Over the past half-century, there have been two distinct peaks in early asthma mortality in many higher-income countries. The first occurred during the mid-to-late 1960s, with an approximately 50% increase in asthma death rates among 5-34 year olds. Researchers attributed this peak in asthma mortality to the introduction of high-dose isoprenaline inhalers as an asthma reliever medication, which can have toxic effects on the heart during acute asthma attacks. When these inhalers were withdrawn, the 1960s epidemic of asthma deaths subsided.
The second epidemic, during the mid-1980s, represented an increase of approximately 38% in asthma death rates among 5-34 year olds. In at least some of the affected countries, it was probably due to the widespread use of fenoterol, another inhaled asthma medication with potential cardiac toxicity.
Relationship of mortality to other measures of the burden of asthma
Taking a 50-year perspective, the epidemics of asthma mortality bear little relationship to the time trends for asthma prevalence or hospital admission rates for asthma. In several HICs asthma admission rates among children rose to a peak in the 1990s, after the 1980s peak in asthma mortality. Both hospital admission rates and asthma mortality rates among children have been declining since 2000, whereas asthma prevalence has been stable or rising in many countries (Chapter 4, Figure 3).
Figure 3 compares recent changes in agestandardised rates of mortality and hospital admission for asthma in 24 European countries reporting both measures during 2001-2005 and 2011-2015. Death rates declined more (in relative terms) than did admission rates, but there was very little correlation between these national trends.

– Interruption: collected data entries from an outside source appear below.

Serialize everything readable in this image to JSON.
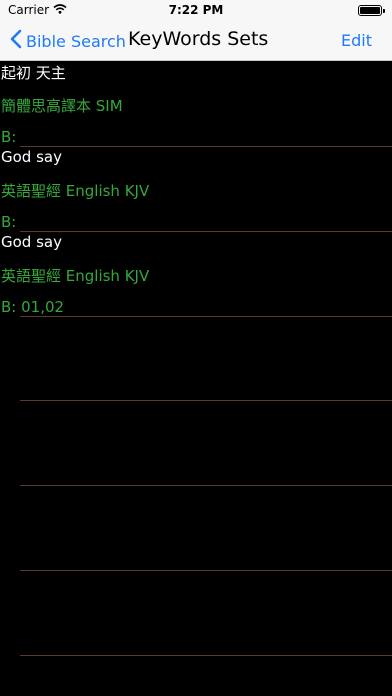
{
  "status_bar": {
    "carrier": "Carrier",
    "time": "7:22 PM"
  },
  "nav": {
    "back_label": "Bible Search",
    "title": "KeyWords Sets",
    "edit_label": "Edit"
  },
  "top_line": "起初 天主",
  "rows": [
    {
      "version": "簡體思高譯本 SIM",
      "books": "B:",
      "keywords": "God say"
    },
    {
      "version": "英語聖經 English KJV",
      "books": "B:",
      "keywords": "God say"
    },
    {
      "version": "英語聖經 English KJV",
      "books": "B: 01,02"
    }
  ],
  "colors": {
    "accent": "#1e7bf5",
    "green_text": "#35a83a",
    "background": "#000000"
  },
  "icons": [
    "wifi-icon",
    "battery-icon",
    "chevron-left-icon"
  ]
}
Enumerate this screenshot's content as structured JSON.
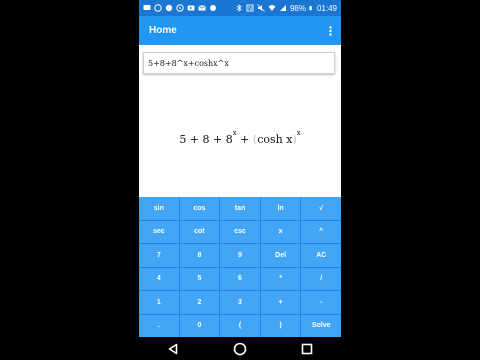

When national asthma mortality rates for children were compared with asthma symptom prevalence and severity data for ISAAC Phase One centres in the same countries, a significantly positive correlation was found between childhood asthma mortality and the prevalence of more severe asthma symptoms in both 6-7 year olds (29 countries) and 13-14 year olds (38 countries). Such comparisons need to be interpreted with caution, because ISAAC centres are not necessarily representative of the countries in which they are located.

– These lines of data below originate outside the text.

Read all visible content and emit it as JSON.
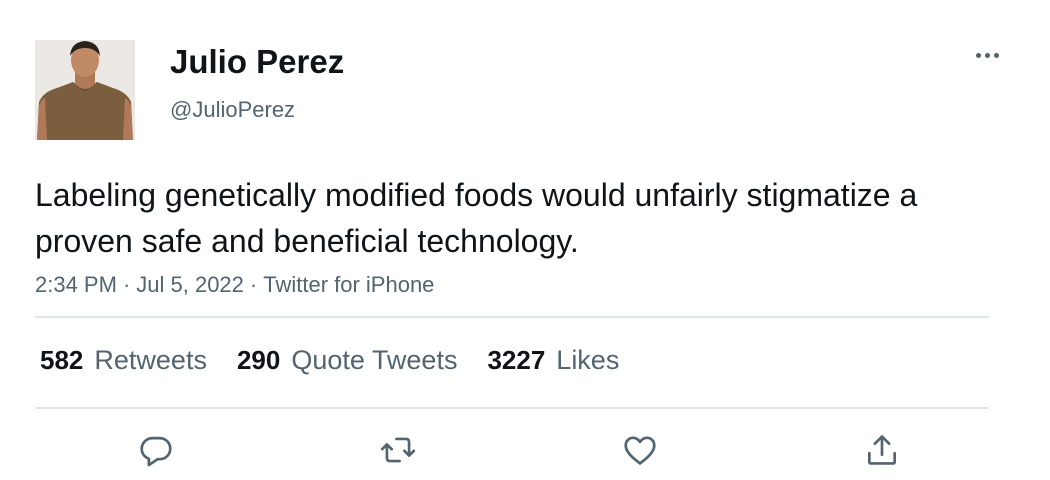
{
  "author": {
    "name": "Julio Perez",
    "handle": "@JulioPerez",
    "avatar_icon": "profile-photo"
  },
  "tweet": {
    "text": "Labeling genetically modified foods would unfairly stigmatize a proven safe and beneficial technology.",
    "time": "2:34 PM",
    "date": "Jul 5, 2022",
    "separator": "·",
    "source": "Twitter for iPhone"
  },
  "stats": {
    "retweets": {
      "count": "582",
      "label": "Retweets"
    },
    "quote_tweets": {
      "count": "290",
      "label": "Quote Tweets"
    },
    "likes": {
      "count": "3227",
      "label": "Likes"
    }
  },
  "actions": [
    "reply-icon",
    "retweet-icon",
    "like-icon",
    "share-icon"
  ],
  "colors": {
    "text_primary": "#0f1419",
    "text_secondary": "#536471",
    "divider": "#e1e5e8",
    "icon": "#536471"
  }
}
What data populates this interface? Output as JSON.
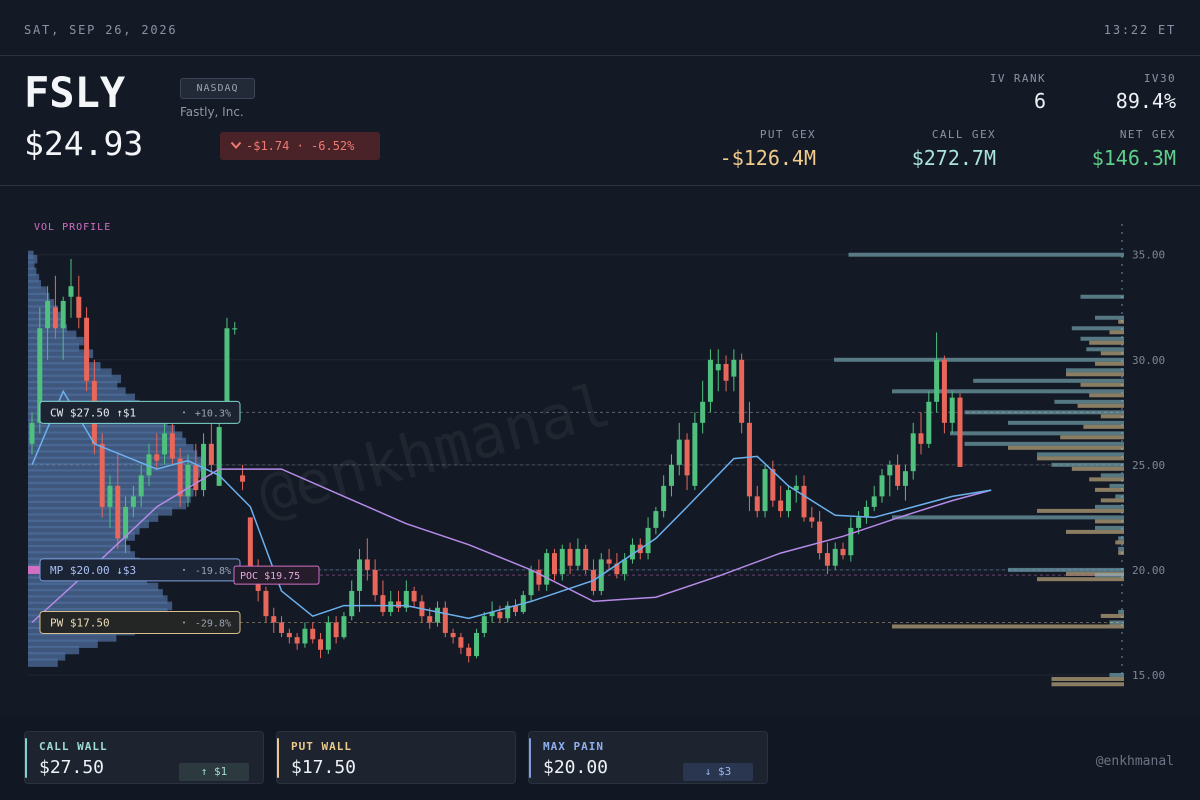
{
  "topbar": {
    "date": "SAT, SEP 26, 2026",
    "time": "13:22 ET"
  },
  "header": {
    "ticker": "FSLY",
    "exchange": "NASDAQ",
    "company": "Fastly, Inc.",
    "price": "$24.93",
    "change": "-$1.74 · -6.52%",
    "iv_rank_label": "IV RANK",
    "iv_rank": "6",
    "iv30_label": "IV30",
    "iv30": "89.4%",
    "put_gex_label": "PUT GEX",
    "put_gex": "-$126.4M",
    "call_gex_label": "CALL GEX",
    "call_gex": "$272.7M",
    "net_gex_label": "NET GEX",
    "net_gex": "$146.3M"
  },
  "colors": {
    "up": "#4fc07e",
    "down": "#e8665a",
    "call": "#7fd4cf",
    "put": "#e9c98f",
    "maxpain": "#7f9fe0",
    "poc": "#d26fc4",
    "ma_fast": "#6cb0ee",
    "ma_slow": "#b68ae8"
  },
  "chart_data": {
    "type": "candlestick",
    "vol_profile_label": "VOL PROFILE",
    "y_ticks": [
      "35.00",
      "30.00",
      "25.00",
      "20.00",
      "15.00"
    ],
    "ylim": [
      14.5,
      36.2
    ],
    "levels": [
      {
        "id": "cw",
        "text": "CW $27.50 ↑$1",
        "pct": "+10.3%",
        "value": 27.5
      },
      {
        "id": "mp",
        "text": "MP $20.00 ↓$3",
        "pct": "-19.8%",
        "value": 20.0
      },
      {
        "id": "pw",
        "text": "PW $17.50",
        "pct": "-29.8%",
        "value": 17.5
      },
      {
        "id": "poc",
        "text": "POC $19.75",
        "value": 19.75
      }
    ],
    "watermark": "@enkhmanal",
    "candles": [
      [
        26.0,
        27.5,
        25.5,
        27.0
      ],
      [
        27.0,
        32.5,
        26.5,
        31.5
      ],
      [
        31.5,
        33.5,
        30.0,
        32.8
      ],
      [
        32.5,
        34.0,
        31.0,
        31.5
      ],
      [
        31.5,
        33.0,
        30.0,
        32.8
      ],
      [
        33.0,
        34.8,
        32.0,
        33.5
      ],
      [
        33.0,
        34.0,
        31.5,
        32.0
      ],
      [
        32.0,
        32.5,
        28.5,
        29.0
      ],
      [
        29.0,
        30.0,
        25.5,
        26.0
      ],
      [
        26.0,
        26.5,
        22.5,
        23.0
      ],
      [
        23.0,
        24.5,
        22.0,
        24.0
      ],
      [
        24.0,
        25.5,
        21.0,
        21.5
      ],
      [
        21.5,
        23.5,
        20.8,
        23.0
      ],
      [
        23.0,
        24.0,
        22.5,
        23.5
      ],
      [
        23.5,
        25.0,
        23.0,
        24.5
      ],
      [
        24.5,
        26.0,
        24.0,
        25.5
      ],
      [
        25.5,
        26.5,
        24.8,
        25.2
      ],
      [
        25.5,
        27.0,
        25.0,
        26.5
      ],
      [
        26.5,
        27.0,
        25.0,
        25.3
      ],
      [
        25.3,
        25.8,
        23.0,
        23.5
      ],
      [
        23.5,
        25.5,
        23.0,
        25.0
      ],
      [
        25.0,
        26.0,
        23.5,
        23.8
      ],
      [
        23.8,
        26.5,
        23.5,
        26.0
      ],
      [
        26.0,
        27.0,
        24.5,
        25.0
      ],
      [
        24.0,
        27.0,
        24.0,
        26.8
      ],
      [
        28.0,
        32.0,
        27.5,
        31.5
      ],
      [
        31.5,
        31.8,
        31.2,
        31.5
      ],
      [
        24.5,
        25.0,
        23.8,
        24.2
      ],
      [
        22.5,
        22.5,
        19.5,
        20.0
      ],
      [
        20.0,
        20.5,
        18.5,
        19.0
      ],
      [
        19.0,
        19.2,
        17.5,
        17.8
      ],
      [
        17.8,
        18.2,
        17.0,
        17.5
      ],
      [
        17.5,
        17.8,
        16.8,
        17.0
      ],
      [
        17.0,
        17.2,
        16.5,
        16.8
      ],
      [
        16.8,
        17.0,
        16.2,
        16.5
      ],
      [
        16.5,
        17.5,
        16.3,
        17.2
      ],
      [
        17.2,
        17.5,
        16.5,
        16.7
      ],
      [
        16.7,
        17.0,
        15.8,
        16.2
      ],
      [
        16.2,
        17.8,
        16.0,
        17.5
      ],
      [
        17.5,
        17.8,
        16.5,
        16.8
      ],
      [
        16.8,
        18.0,
        16.7,
        17.8
      ],
      [
        17.8,
        19.5,
        17.6,
        19.0
      ],
      [
        19.0,
        21.0,
        18.0,
        20.5
      ],
      [
        20.5,
        21.5,
        19.5,
        20.0
      ],
      [
        20.0,
        20.5,
        18.5,
        18.8
      ],
      [
        18.8,
        19.5,
        17.8,
        18.0
      ],
      [
        18.0,
        19.0,
        17.8,
        18.5
      ],
      [
        18.5,
        19.0,
        18.0,
        18.2
      ],
      [
        18.2,
        19.5,
        18.0,
        19.0
      ],
      [
        19.0,
        19.2,
        18.2,
        18.5
      ],
      [
        18.5,
        18.8,
        17.5,
        17.8
      ],
      [
        17.8,
        18.2,
        17.2,
        17.5
      ],
      [
        17.5,
        18.5,
        17.3,
        18.2
      ],
      [
        18.2,
        18.5,
        16.8,
        17.0
      ],
      [
        17.0,
        17.2,
        16.5,
        16.8
      ],
      [
        16.8,
        17.0,
        16.0,
        16.3
      ],
      [
        16.3,
        16.5,
        15.6,
        15.9
      ],
      [
        15.9,
        17.2,
        15.8,
        17.0
      ],
      [
        17.0,
        18.0,
        16.8,
        17.8
      ],
      [
        17.8,
        18.5,
        17.5,
        18.0
      ],
      [
        18.0,
        18.3,
        17.5,
        17.7
      ],
      [
        17.7,
        18.5,
        17.5,
        18.3
      ],
      [
        18.3,
        18.6,
        17.8,
        18.0
      ],
      [
        18.0,
        19.0,
        17.9,
        18.8
      ],
      [
        18.8,
        20.2,
        18.5,
        20.0
      ],
      [
        20.0,
        20.5,
        19.0,
        19.3
      ],
      [
        19.3,
        21.0,
        19.0,
        20.8
      ],
      [
        20.8,
        21.0,
        19.5,
        19.8
      ],
      [
        19.8,
        21.2,
        19.5,
        21.0
      ],
      [
        21.0,
        21.3,
        19.8,
        20.2
      ],
      [
        20.2,
        21.5,
        20.0,
        21.0
      ],
      [
        21.0,
        21.2,
        19.8,
        20.0
      ],
      [
        20.0,
        20.5,
        18.8,
        19.0
      ],
      [
        19.0,
        20.8,
        18.8,
        20.5
      ],
      [
        20.5,
        21.0,
        20.0,
        20.3
      ],
      [
        20.3,
        20.8,
        19.6,
        19.8
      ],
      [
        19.8,
        20.8,
        19.5,
        20.5
      ],
      [
        20.5,
        21.5,
        20.3,
        21.2
      ],
      [
        21.2,
        21.5,
        20.5,
        20.8
      ],
      [
        20.8,
        22.5,
        20.5,
        22.0
      ],
      [
        22.0,
        23.0,
        21.7,
        22.8
      ],
      [
        22.8,
        24.5,
        22.5,
        24.0
      ],
      [
        24.0,
        25.5,
        23.5,
        25.0
      ],
      [
        25.0,
        27.0,
        24.5,
        26.2
      ],
      [
        26.2,
        26.5,
        23.8,
        24.5
      ],
      [
        24.0,
        27.5,
        23.8,
        27.0
      ],
      [
        27.0,
        29.0,
        26.5,
        28.0
      ],
      [
        28.0,
        30.5,
        27.5,
        30.0
      ],
      [
        29.5,
        30.5,
        28.5,
        29.8
      ],
      [
        29.8,
        30.2,
        28.5,
        29.0
      ],
      [
        29.2,
        30.5,
        28.5,
        30.0
      ],
      [
        30.0,
        30.3,
        26.5,
        27.0
      ],
      [
        27.0,
        28.0,
        22.8,
        23.5
      ],
      [
        23.5,
        24.0,
        22.5,
        22.8
      ],
      [
        22.8,
        25.0,
        22.5,
        24.8
      ],
      [
        24.8,
        25.2,
        23.0,
        23.3
      ],
      [
        23.3,
        24.0,
        22.5,
        22.8
      ],
      [
        22.8,
        24.0,
        22.5,
        23.8
      ],
      [
        23.8,
        24.5,
        23.2,
        24.0
      ],
      [
        24.0,
        24.5,
        22.3,
        22.5
      ],
      [
        22.5,
        23.0,
        22.0,
        22.3
      ],
      [
        22.3,
        22.8,
        20.5,
        20.8
      ],
      [
        20.8,
        21.3,
        19.8,
        20.2
      ],
      [
        20.2,
        21.3,
        20.0,
        21.0
      ],
      [
        21.0,
        21.3,
        20.5,
        20.7
      ],
      [
        20.7,
        22.5,
        20.4,
        22.0
      ],
      [
        22.0,
        22.8,
        21.7,
        22.5
      ],
      [
        22.5,
        23.3,
        22.2,
        23.0
      ],
      [
        23.0,
        24.0,
        22.8,
        23.5
      ],
      [
        23.5,
        24.8,
        23.2,
        24.5
      ],
      [
        24.5,
        25.2,
        23.5,
        25.0
      ],
      [
        25.0,
        25.5,
        23.8,
        24.0
      ],
      [
        24.0,
        25.0,
        23.3,
        24.7
      ],
      [
        24.7,
        27.0,
        24.3,
        26.5
      ],
      [
        26.5,
        27.5,
        25.5,
        26.0
      ],
      [
        26.0,
        28.5,
        25.8,
        28.0
      ],
      [
        28.0,
        31.3,
        27.5,
        30.0
      ],
      [
        30.0,
        30.2,
        26.5,
        27.0
      ],
      [
        27.0,
        28.5,
        26.5,
        28.2
      ],
      [
        28.2,
        28.4,
        24.9,
        24.9
      ]
    ],
    "ma_fast": [
      [
        0,
        25.0
      ],
      [
        4,
        28.5
      ],
      [
        8,
        26.0
      ],
      [
        16,
        24.8
      ],
      [
        20,
        25.2
      ],
      [
        24,
        24.5
      ],
      [
        28,
        23.0
      ],
      [
        32,
        19.0
      ],
      [
        36,
        17.8
      ],
      [
        40,
        18.3
      ],
      [
        48,
        18.3
      ],
      [
        56,
        17.7
      ],
      [
        64,
        18.5
      ],
      [
        72,
        19.5
      ],
      [
        80,
        21.5
      ],
      [
        84,
        23.0
      ],
      [
        90,
        25.3
      ],
      [
        93,
        25.4
      ],
      [
        97,
        24.0
      ],
      [
        103,
        22.6
      ],
      [
        108,
        22.5
      ],
      [
        113,
        23.0
      ],
      [
        118,
        23.5
      ],
      [
        123,
        23.8
      ]
    ],
    "ma_slow": [
      [
        0,
        17.5
      ],
      [
        8,
        20.2
      ],
      [
        16,
        23.0
      ],
      [
        24,
        24.8
      ],
      [
        32,
        24.8
      ],
      [
        40,
        23.5
      ],
      [
        48,
        22.2
      ],
      [
        56,
        21.2
      ],
      [
        64,
        20.0
      ],
      [
        72,
        18.5
      ],
      [
        80,
        18.7
      ],
      [
        88,
        19.7
      ],
      [
        96,
        20.8
      ],
      [
        104,
        21.6
      ],
      [
        112,
        22.6
      ],
      [
        118,
        23.3
      ],
      [
        123,
        23.8
      ]
    ],
    "volume_profile": [
      {
        "p": 35.0,
        "v": 0.06
      },
      {
        "p": 34.8,
        "v": 0.1
      },
      {
        "p": 34.5,
        "v": 0.07
      },
      {
        "p": 34.2,
        "v": 0.09
      },
      {
        "p": 33.9,
        "v": 0.12
      },
      {
        "p": 33.6,
        "v": 0.14
      },
      {
        "p": 33.3,
        "v": 0.2
      },
      {
        "p": 33.0,
        "v": 0.23
      },
      {
        "p": 32.7,
        "v": 0.28
      },
      {
        "p": 32.4,
        "v": 0.32
      },
      {
        "p": 32.1,
        "v": 0.35
      },
      {
        "p": 31.8,
        "v": 0.37
      },
      {
        "p": 31.5,
        "v": 0.42
      },
      {
        "p": 31.2,
        "v": 0.52
      },
      {
        "p": 30.9,
        "v": 0.6
      },
      {
        "p": 30.6,
        "v": 0.55
      },
      {
        "p": 30.3,
        "v": 0.7
      },
      {
        "p": 30.0,
        "v": 0.64
      },
      {
        "p": 29.7,
        "v": 0.78
      },
      {
        "p": 29.4,
        "v": 0.9
      },
      {
        "p": 29.1,
        "v": 1.0
      },
      {
        "p": 28.8,
        "v": 0.96
      },
      {
        "p": 28.5,
        "v": 1.05
      },
      {
        "p": 28.2,
        "v": 1.15
      },
      {
        "p": 27.9,
        "v": 1.2
      },
      {
        "p": 27.6,
        "v": 1.25
      },
      {
        "p": 27.3,
        "v": 1.4
      },
      {
        "p": 27.0,
        "v": 1.5
      },
      {
        "p": 26.7,
        "v": 1.58
      },
      {
        "p": 26.4,
        "v": 1.66
      },
      {
        "p": 26.1,
        "v": 1.7
      },
      {
        "p": 25.8,
        "v": 1.78
      },
      {
        "p": 25.5,
        "v": 1.82
      },
      {
        "p": 25.2,
        "v": 1.9
      },
      {
        "p": 24.9,
        "v": 1.88
      },
      {
        "p": 24.6,
        "v": 1.85
      },
      {
        "p": 24.3,
        "v": 1.8
      },
      {
        "p": 24.0,
        "v": 1.75
      },
      {
        "p": 23.7,
        "v": 1.78
      },
      {
        "p": 23.4,
        "v": 1.75
      },
      {
        "p": 23.1,
        "v": 1.7
      },
      {
        "p": 22.8,
        "v": 1.55
      },
      {
        "p": 22.5,
        "v": 1.4
      },
      {
        "p": 22.2,
        "v": 1.3
      },
      {
        "p": 21.9,
        "v": 1.2
      },
      {
        "p": 21.6,
        "v": 1.15
      },
      {
        "p": 21.3,
        "v": 1.05
      },
      {
        "p": 21.0,
        "v": 1.1
      },
      {
        "p": 20.7,
        "v": 1.15
      },
      {
        "p": 20.4,
        "v": 1.2
      },
      {
        "p": 20.1,
        "v": 1.25
      },
      {
        "p": 19.8,
        "v": 1.3
      },
      {
        "p": 19.5,
        "v": 1.28
      },
      {
        "p": 19.2,
        "v": 1.4
      },
      {
        "p": 18.9,
        "v": 1.45
      },
      {
        "p": 18.6,
        "v": 1.5
      },
      {
        "p": 18.3,
        "v": 1.55
      },
      {
        "p": 18.0,
        "v": 1.5
      },
      {
        "p": 17.7,
        "v": 1.45
      },
      {
        "p": 17.4,
        "v": 1.35
      },
      {
        "p": 17.1,
        "v": 1.15
      },
      {
        "p": 16.8,
        "v": 0.95
      },
      {
        "p": 16.5,
        "v": 0.75
      },
      {
        "p": 16.2,
        "v": 0.55
      },
      {
        "p": 15.9,
        "v": 0.4
      },
      {
        "p": 15.6,
        "v": 0.32
      }
    ],
    "gex_profile": [
      {
        "p": 35.0,
        "call": 0.95,
        "put": 0.0
      },
      {
        "p": 33.0,
        "call": 0.15,
        "put": 0.0
      },
      {
        "p": 32.0,
        "call": 0.1,
        "put": 0.02
      },
      {
        "p": 31.5,
        "call": 0.18,
        "put": 0.05
      },
      {
        "p": 31.0,
        "call": 0.15,
        "put": 0.12
      },
      {
        "p": 30.5,
        "call": 0.13,
        "put": 0.08
      },
      {
        "p": 30.0,
        "call": 1.0,
        "put": 0.1
      },
      {
        "p": 29.5,
        "call": 0.2,
        "put": 0.2
      },
      {
        "p": 29.0,
        "call": 0.52,
        "put": 0.15
      },
      {
        "p": 28.5,
        "call": 0.8,
        "put": 0.12
      },
      {
        "p": 28.0,
        "call": 0.24,
        "put": 0.16
      },
      {
        "p": 27.5,
        "call": 0.55,
        "put": 0.08
      },
      {
        "p": 27.0,
        "call": 0.4,
        "put": 0.14
      },
      {
        "p": 26.5,
        "call": 0.6,
        "put": 0.22
      },
      {
        "p": 26.0,
        "call": 0.55,
        "put": 0.4
      },
      {
        "p": 25.5,
        "call": 0.3,
        "put": 0.3
      },
      {
        "p": 25.0,
        "call": 0.25,
        "put": 0.18
      },
      {
        "p": 24.5,
        "call": 0.08,
        "put": 0.12
      },
      {
        "p": 24.0,
        "call": 0.05,
        "put": 0.1
      },
      {
        "p": 23.5,
        "call": 0.03,
        "put": 0.08
      },
      {
        "p": 23.0,
        "call": 0.1,
        "put": 0.3
      },
      {
        "p": 22.5,
        "call": 0.8,
        "put": 0.1
      },
      {
        "p": 22.0,
        "call": 0.1,
        "put": 0.2
      },
      {
        "p": 21.5,
        "call": 0.02,
        "put": 0.03
      },
      {
        "p": 21.0,
        "call": 0.02,
        "put": 0.02
      },
      {
        "p": 20.0,
        "call": 0.4,
        "put": 0.2
      },
      {
        "p": 19.75,
        "call": 0.1,
        "put": 0.3
      },
      {
        "p": 18.0,
        "call": 0.02,
        "put": 0.08
      },
      {
        "p": 17.5,
        "call": 0.05,
        "put": 0.8
      },
      {
        "p": 15.0,
        "call": 0.05,
        "put": 0.25
      },
      {
        "p": 14.75,
        "call": 0.0,
        "put": 0.25
      }
    ]
  },
  "footer": {
    "call_wall": {
      "label": "CALL WALL",
      "value": "$27.50",
      "delta": "↑ $1"
    },
    "put_wall": {
      "label": "PUT WALL",
      "value": "$17.50"
    },
    "max_pain": {
      "label": "MAX PAIN",
      "value": "$20.00",
      "delta": "↓ $3"
    },
    "handle": "@enkhmanal"
  }
}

Avoidable factors in asthma deaths
Although asthma mortality rates have declined in many higher income countries, confidential enquiries in the United Kingdom have suggested that avoidable factors still play a part in most asthma deaths.
The most recent comprehensive review, of 195 asthma deaths in the UK during 2012-2013, found that nearly half died without seeking medical assistance or before emergency medical care could be provided, and the majority were not under specialist medical supervision during the year prior to death. Only one quarter had been provided with a personal asthma action plan, acknowledged to improve asthma care, and there was evidence of excessive prescribing of short-acting reliever medication, under-prescribing of preventer medication, and inappropriate prescribing of long-acting β2-agonist (LABA) bronchodilator inhalers as the sole form of treatment.
These observations, from a HIC with a tradition of evidence-based medicine and a national health service which is free at the point of use, suggest that improved access to appropriate asthma medication is a key goal in reducing asthma mortality worldwide.
Asthma deaths represent the “tip of the iceberg” with respect to the global burden of asthma. Although the risk of any individual person with asthma dying of their disease is thankfully very low, continued surveillance of asthma mortality rates is essential to monitor progress in asthma care and as an early warning of epidemics of fatal asthma, as have occurred in the past half-century.